Main Article Content

Sarvaiya Darshansinh, V. M. Thorat, Chavda Akshayraj, Lekhika Singh, Aditya Shah, Harsh Singh


Introduction: Antibacterial tolerance is becoming a particular viewpoint of the biggest risks to worldwide wellness. Consequently, it's critical to evaluate the circumstances that may have contributed to the surge in confirmed instances of susceptibility. The main purpose of this research was to evaluate the use of antibiotics for self-medication among college pupils at Bathinda's medical university. Methods: For involvement in this poll, an ensemble of 500 pupils was chosen at chance across all grades and institutions within the university. The self-medicated practices over the preceding months have been evaluated through the completion of a personal survey by the approved responders. SPSS version 26 was used to critically analyze the outcomes. Results: Researchers found that 56% (n=280) of participants used antibiotics for self-treatment. Self-administration with penicillin was primarily done because the sickness hadn't been severe enough to warrant a doctor's visit (45.9%).
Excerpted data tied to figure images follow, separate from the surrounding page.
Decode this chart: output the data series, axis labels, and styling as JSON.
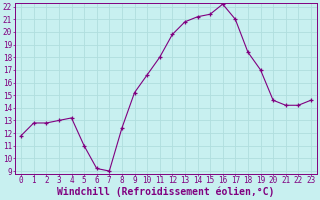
{
  "x": [
    0,
    1,
    2,
    3,
    4,
    5,
    6,
    7,
    8,
    9,
    10,
    11,
    12,
    13,
    14,
    15,
    16,
    17,
    18,
    19,
    20,
    21,
    22,
    23
  ],
  "y": [
    11.8,
    12.8,
    12.8,
    13.0,
    13.2,
    11.0,
    9.2,
    9.0,
    12.4,
    15.2,
    16.6,
    18.0,
    19.8,
    20.8,
    21.2,
    21.4,
    22.2,
    21.0,
    18.4,
    17.0,
    14.6,
    14.2,
    14.2,
    14.6
  ],
  "ylim": [
    9,
    22
  ],
  "yticks": [
    9,
    10,
    11,
    12,
    13,
    14,
    15,
    16,
    17,
    18,
    19,
    20,
    21,
    22
  ],
  "xticks": [
    0,
    1,
    2,
    3,
    4,
    5,
    6,
    7,
    8,
    9,
    10,
    11,
    12,
    13,
    14,
    15,
    16,
    17,
    18,
    19,
    20,
    21,
    22,
    23
  ],
  "xlabel": "Windchill (Refroidissement éolien,°C)",
  "line_color": "#800080",
  "marker": "+",
  "bg_color": "#c8f0f0",
  "grid_color": "#b0dede",
  "tick_fontsize": 5.5,
  "xlabel_fontsize": 7.0
}
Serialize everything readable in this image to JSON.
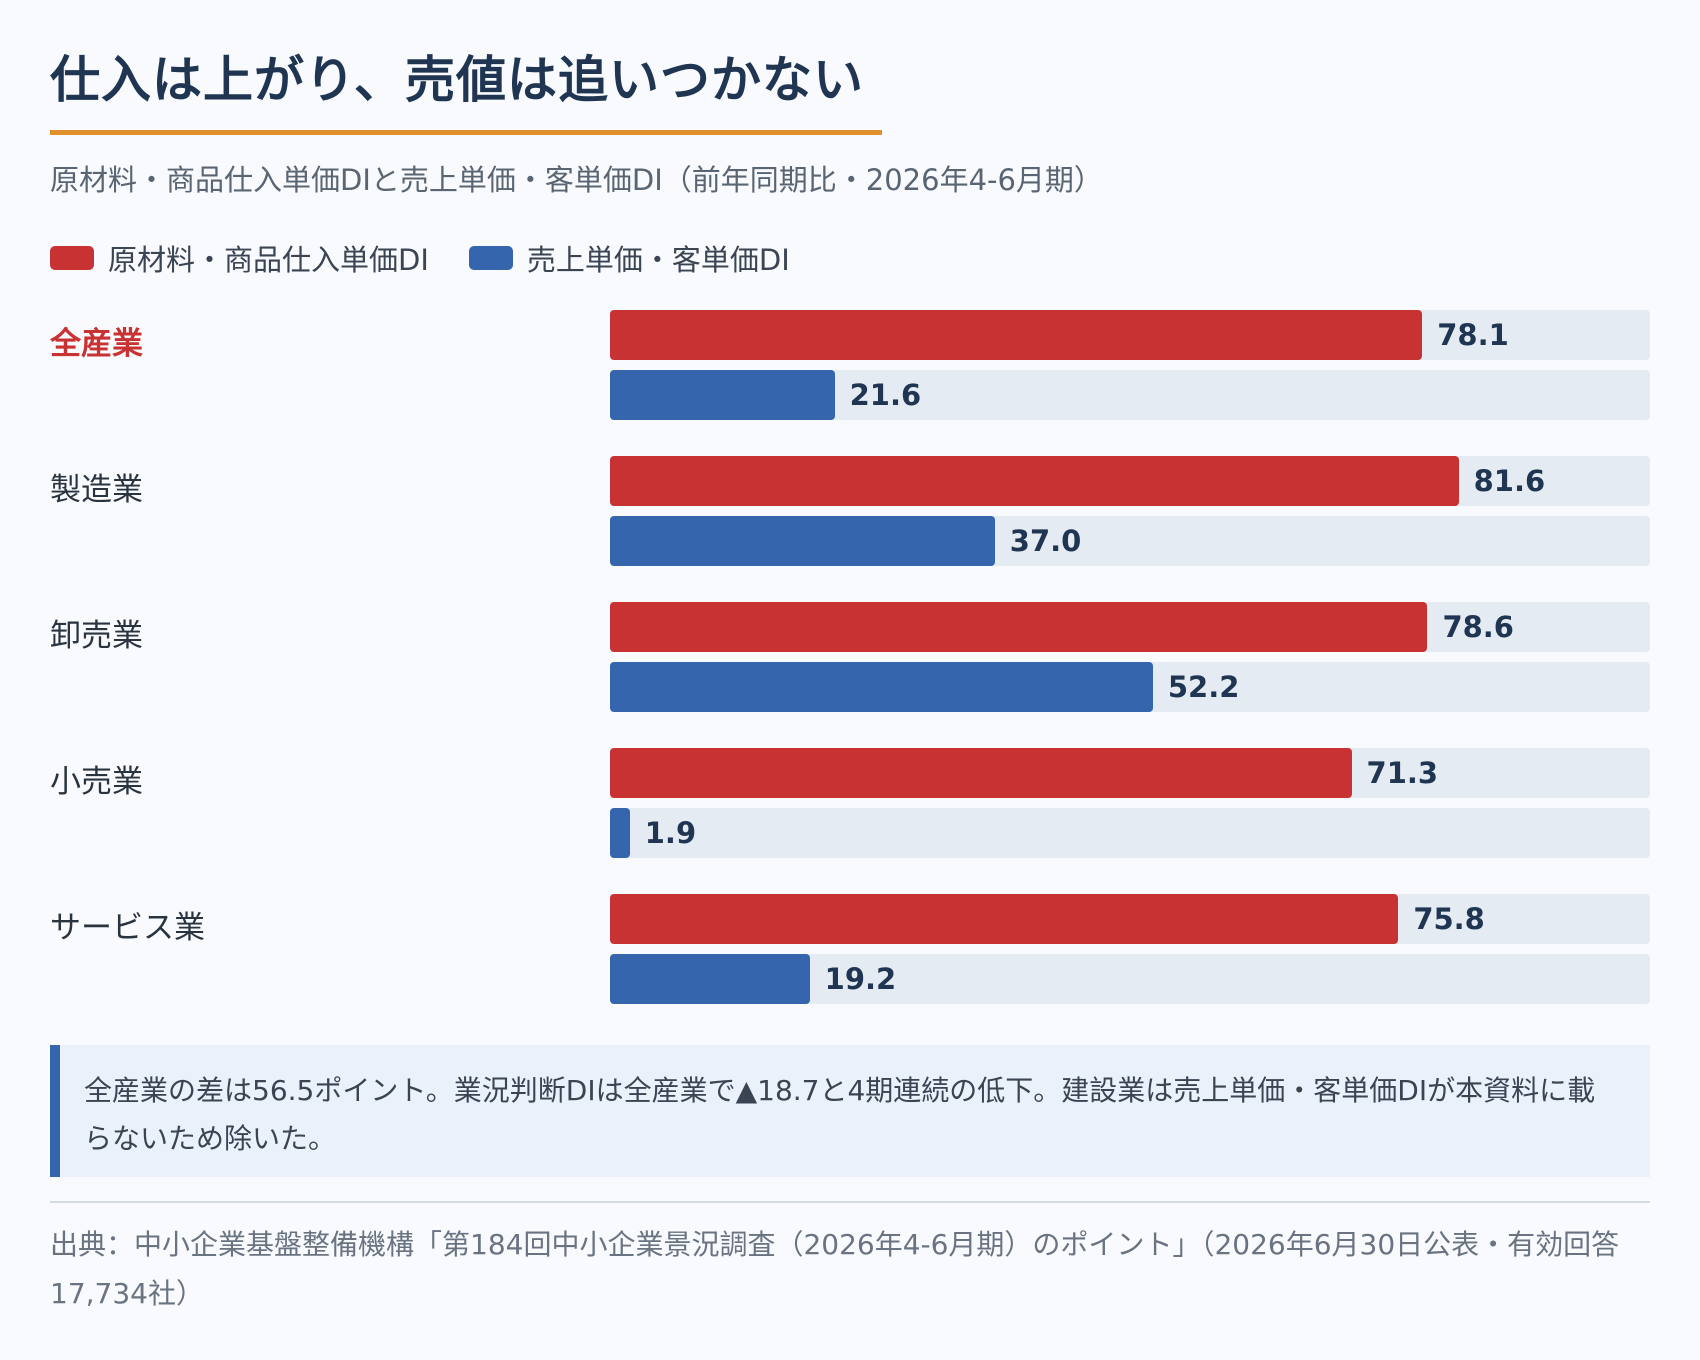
{
  "header": {
    "title": "仕入は上がり、売値は追いつかない",
    "subtitle": "原材料・商品仕入単価DIと売上単価・客単価DI（前年同期比・2026年4-6月期）"
  },
  "colors": {
    "purchase": "#c93232",
    "sales": "#3565ad",
    "accent": "#e0902c"
  },
  "chart_data": {
    "type": "bar",
    "orientation": "horizontal",
    "title": "仕入は上がり、売値は追いつかない",
    "subtitle": "原材料・商品仕入単価DIと売上単価・客単価DI（前年同期比・2026年4-6月期）",
    "categories": [
      "全産業",
      "製造業",
      "卸売業",
      "小売業",
      "サービス業"
    ],
    "highlight_category": "全産業",
    "series": [
      {
        "name": "原材料・商品仕入単価DI",
        "color": "#c93232",
        "values": [
          78.1,
          81.6,
          78.6,
          71.3,
          75.8
        ]
      },
      {
        "name": "売上単価・客単価DI",
        "color": "#3565ad",
        "values": [
          21.6,
          37.0,
          52.2,
          1.9,
          19.2
        ]
      }
    ],
    "xlim": [
      0,
      100
    ],
    "legend": "top-left",
    "grid": false
  },
  "note": "全産業の差は56.5ポイント。業況判断DIは全産業で▲18.7と4期連続の低下。建設業は売上単価・客単価DIが本資料に載らないため除いた。",
  "source": "出典：中小企業基盤整備機構「第184回中小企業景況調査（2026年4-6月期）のポイント」（2026年6月30日公表・有効回答17,734社）"
}
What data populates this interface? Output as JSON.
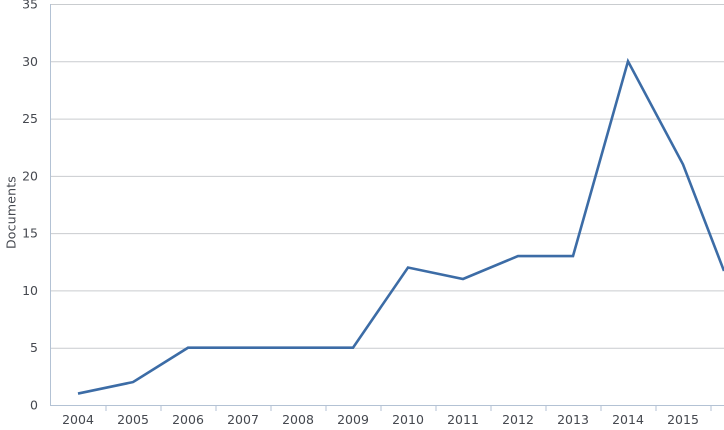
{
  "chart_data": {
    "type": "line",
    "title": "",
    "xlabel": "",
    "ylabel": "Documents",
    "categories": [
      "2004",
      "2005",
      "2006",
      "2007",
      "2008",
      "2009",
      "2010",
      "2011",
      "2012",
      "2013",
      "2014",
      "2015"
    ],
    "series": [
      {
        "name": "Documents",
        "values": [
          1,
          2,
          5,
          5,
          5,
          5,
          12,
          11,
          13,
          13,
          30,
          21
        ]
      }
    ],
    "clipped_extension": {
      "description": "line continues beyond 2015 and is clipped at the right image edge",
      "value_at_right_edge": 11.7
    },
    "ylim": [
      0,
      35
    ],
    "yticks": [
      0,
      5,
      10,
      15,
      20,
      25,
      30,
      35
    ],
    "grid": "horizontal gridlines on",
    "legend": "none",
    "colors": {
      "line": "#3c6ca6",
      "grid": "#c9cccf",
      "axis": "#b3c2d4",
      "tick_label": "#45484f"
    }
  }
}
Typical colds, temperature, and congestion were the most prevalent illnesses treated (43.1%). Amoxicillin capsules were the highest choice of antibiotic individuals selected to treat themselves (35.2%) and the local drugstore became the primary distributor (77.7%) of medicines. Conclusion: In a nutshell, college pupils frequently use antibiotics for self-treatment. It was discovered that the primary causes of self-administration, the ailments being managed, and the drugs utilized might all be linked to pupils being unaware of the requirements for prudent antibiotic usage and that further research was required to prove this.